Di Indonesia, sebut saja American Corner yang didirikan Kedutaan Besar Amerika Serikat di banyak kampus, begitu juga dengan Warung Perancis yang didirikan Kedutaan Besar Perancis, ataupun Taiwan Education Centre, dan lainnya yang merupakan mitra ”langsung” dalam mencari kesempatan mengembangkan kerja sama dan internasionalisasi perguruan tinggi di negara tujuannya itu sendiri.
Kampus juga harus mampu memetakan jejaring dan riset pasar untuk memahami tren, peluang, dan tantangan dalam kerja sama, terutama kerja sama internasional. Membangun jejaring dengan institusi, organisasi, dan agen yang memiliki reputasi baik dan dapat dipercaya, adalah tujuan penting dari pemetaan jejaring dan riset pasar ini. Termasuk pula bagaimana proses monitoring dan evaluasi terhadap pelaksanaan kerja sama harus dilakukan secara berkala.
Lembaga strategis
Bulut-Sahin, B, Emil, S, Okur, S et al pada 2023 menegaskan ulang bahwa salah satu bentuk komitmen perguruan tinggi dalam pengembangan internasionalisasi adalah dengan memosisikan lembaga strategis yang bernama International Office atau di Indonesia lebih banyak dikenal dengan Kantor Urusan Internasional (KUI).
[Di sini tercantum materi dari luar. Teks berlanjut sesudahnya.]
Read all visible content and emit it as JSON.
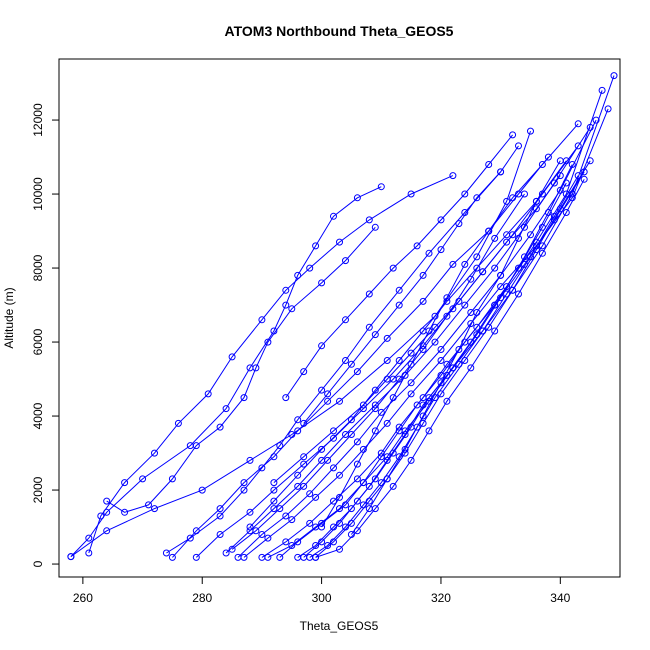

KUI merupakan lembaga atau biro berada di bawah otoritas wakil rektor bidang kerja sama dan internasionalisasi, yang menjadi garda terdepan dalam melakukan inisiasi sekaligus filter terhadap kerja sama itu sendiri. Pemahaman serius sangat dibutuhkan di kalangan internal perguruan tinggi akan pentingnya peran strategis KUI yang merupakan ”gerbang utama” dalam upaya kerja sama dan internasionalisasi.
Sudah selayaknya, kampus di Indonesia mulai memberdayakan KUI menjadi ujung tombak kerja sama internasional itu sendiri. Termasuk dalam hal ini kesepakatan masalah mobilitas, baik pengiriman (unbound) maupun penerimaan mahasiswa (inbound) dari dan ke luar negeri.
Kampus harus secara tegas menertibkan kerja sama dan internasionalisasi melalui ”satu pintu”. Dengan demikian, semua proses dapat terkoordinasi, terawasi, serta ada pertanggungjawaban secara komando dan secara institusional dari pimpinan perguruan tinggi.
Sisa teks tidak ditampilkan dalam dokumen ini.